There is no War on Boys. One could argue that there's a War On Children, and so far, boys have taken the most casualties, but no one is out to get boys. Feminists, you may have noticed, do not run the country, or even school boards in most places. But there are a lot of social forces that put together are hurting males. And the terrifying thing is this: in every single culture humanity has ever had, men define whatever belongs to masculinity as better than whatever belongs to femininity. If being male means dressing up pretty, then men think dressing up pretty is better than not dressing up pretty. If being male means hunting buffalo, then men think hunting buffalo is better than not hunting buffalo.

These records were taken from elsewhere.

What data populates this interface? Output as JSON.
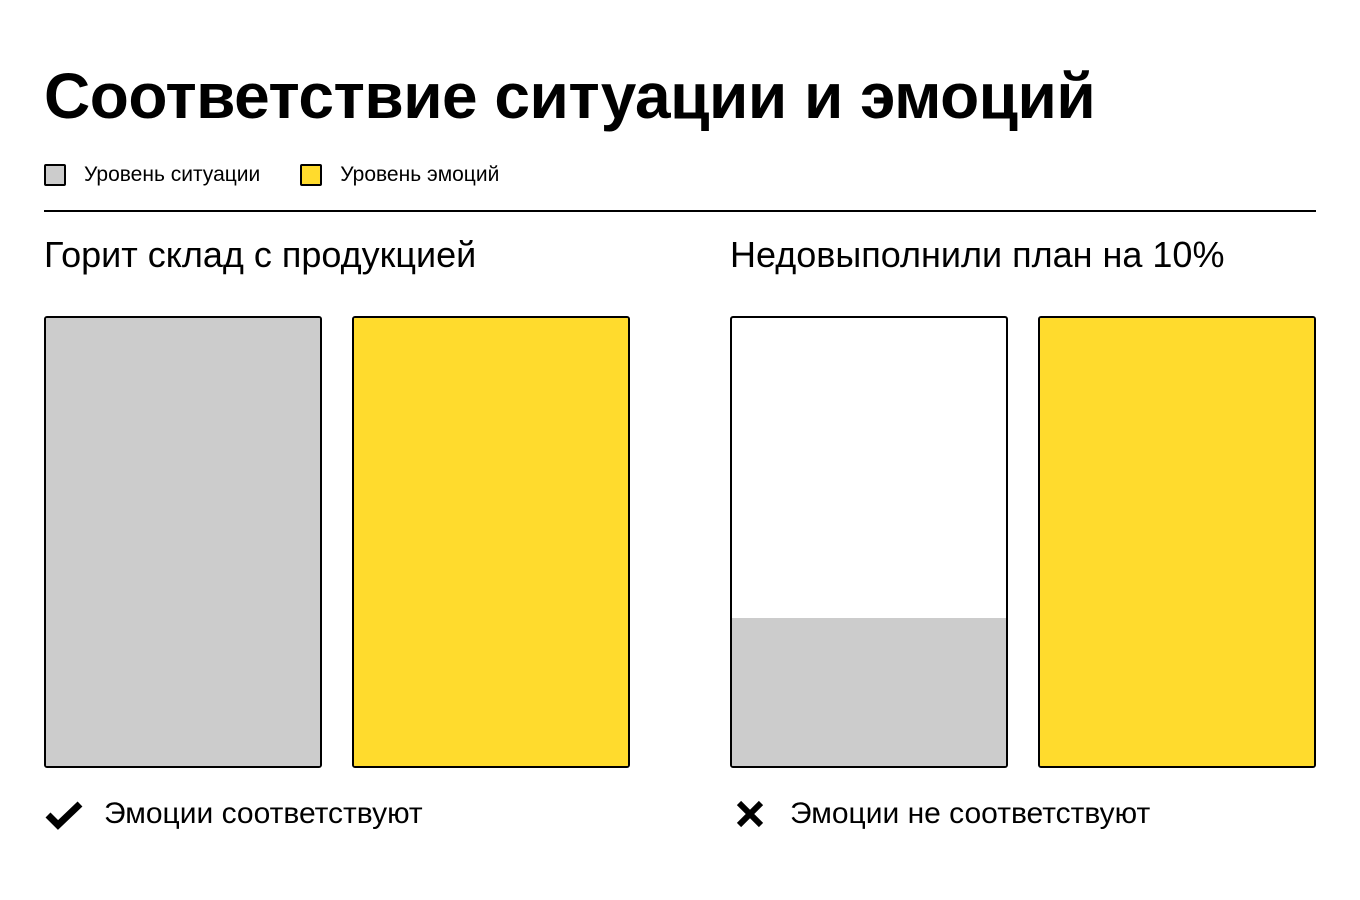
{
  "title": "Соответствие ситуации и эмоций",
  "legend": {
    "items": [
      {
        "label": "Уровень ситуации",
        "color": "#CCCCCC"
      },
      {
        "label": "Уровень эмоций",
        "color": "#FFDB2D"
      }
    ]
  },
  "colors": {
    "situation": "#CCCCCC",
    "emotion": "#FFDB2D",
    "empty": "#FFFFFF",
    "border": "#000000"
  },
  "chart_data": [
    {
      "type": "bar",
      "title": "Горит склад с продукцией",
      "categories": [
        "Уровень ситуации",
        "Уровень эмоций"
      ],
      "values": [
        1.0,
        1.0
      ],
      "ylim": [
        0,
        1
      ],
      "verdict": {
        "icon": "checkmark-icon",
        "label": "Эмоции соответствуют"
      }
    },
    {
      "type": "bar",
      "title": "Недовыполнили план на 10%",
      "categories": [
        "Уровень ситуации",
        "Уровень эмоций"
      ],
      "values": [
        0.33,
        1.0
      ],
      "ylim": [
        0,
        1
      ],
      "verdict": {
        "icon": "cross-icon",
        "label": "Эмоции не соответствуют"
      }
    }
  ]
}
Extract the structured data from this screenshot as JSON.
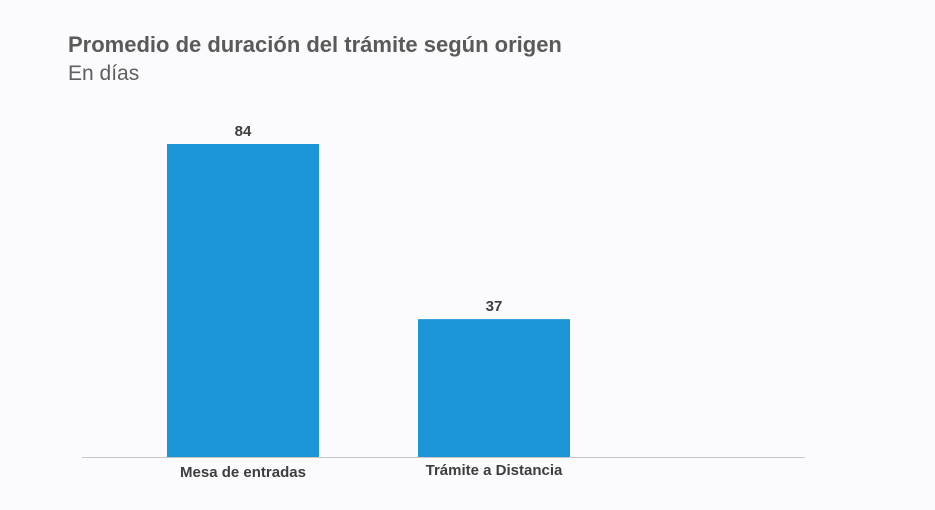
{
  "chart_data": {
    "type": "bar",
    "title": "Promedio de duración del trámite según origen",
    "subtitle": "En días",
    "categories": [
      "Mesa de entradas",
      "Trámite a Distancia"
    ],
    "values": [
      84,
      37
    ],
    "ylim": [
      0,
      100
    ],
    "grid": false,
    "bar_color": "#1b95d6",
    "axis_color": "#c8c8c8"
  }
}
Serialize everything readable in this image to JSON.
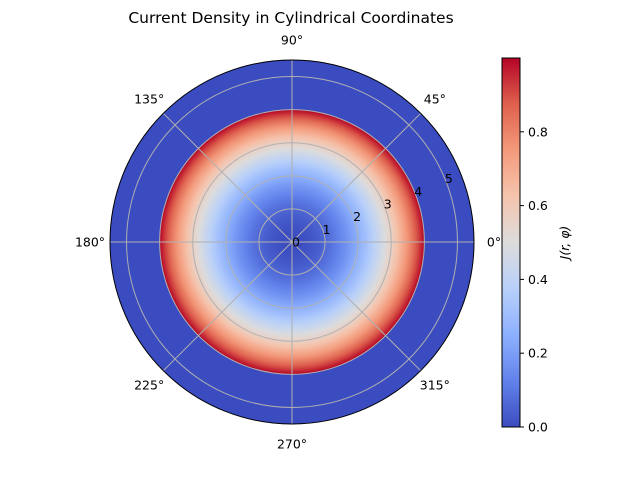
{
  "chart_data": {
    "type": "heatmap",
    "projection": "polar",
    "title": "Current Density in Cylindrical Coordinates",
    "angular_ticks": [
      "0°",
      "45°",
      "90°",
      "135°",
      "180°",
      "225°",
      "270°",
      "315°"
    ],
    "angular_tick_values_deg": [
      0,
      45,
      90,
      135,
      180,
      225,
      270,
      315
    ],
    "radial_ticks": [
      "0",
      "1",
      "2",
      "3",
      "4",
      "5"
    ],
    "radial_tick_values": [
      0,
      1,
      2,
      3,
      4,
      5
    ],
    "rlim": [
      0,
      5.5
    ],
    "grid": true,
    "field": {
      "description_formula": "J = (r/4)^2 for r <= 4, else 0; independent of phi",
      "r_cutoff": 4,
      "max_value": 1.0
    },
    "colorbar": {
      "label": "J(r, φ)",
      "colormap": "coolwarm",
      "range": [
        0,
        1.0
      ],
      "ticks": [
        "0.0",
        "0.2",
        "0.4",
        "0.6",
        "0.8"
      ],
      "tick_values": [
        0.0,
        0.2,
        0.4,
        0.6,
        0.8
      ]
    }
  }
}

And if being male means being dumb and uneducated, American men are going to move toward a position of believing that being dumb and uneducated is better than being smart, and god knows, America is too damn close to that point already. And since feminism and any rights for women are totally dependent on education and civilization, feminists *need* to be concerned about this trend and need to fight it. Being smart won't help us if our brothers decide that the ability to beat each other and us up was more important than getting an education, after all.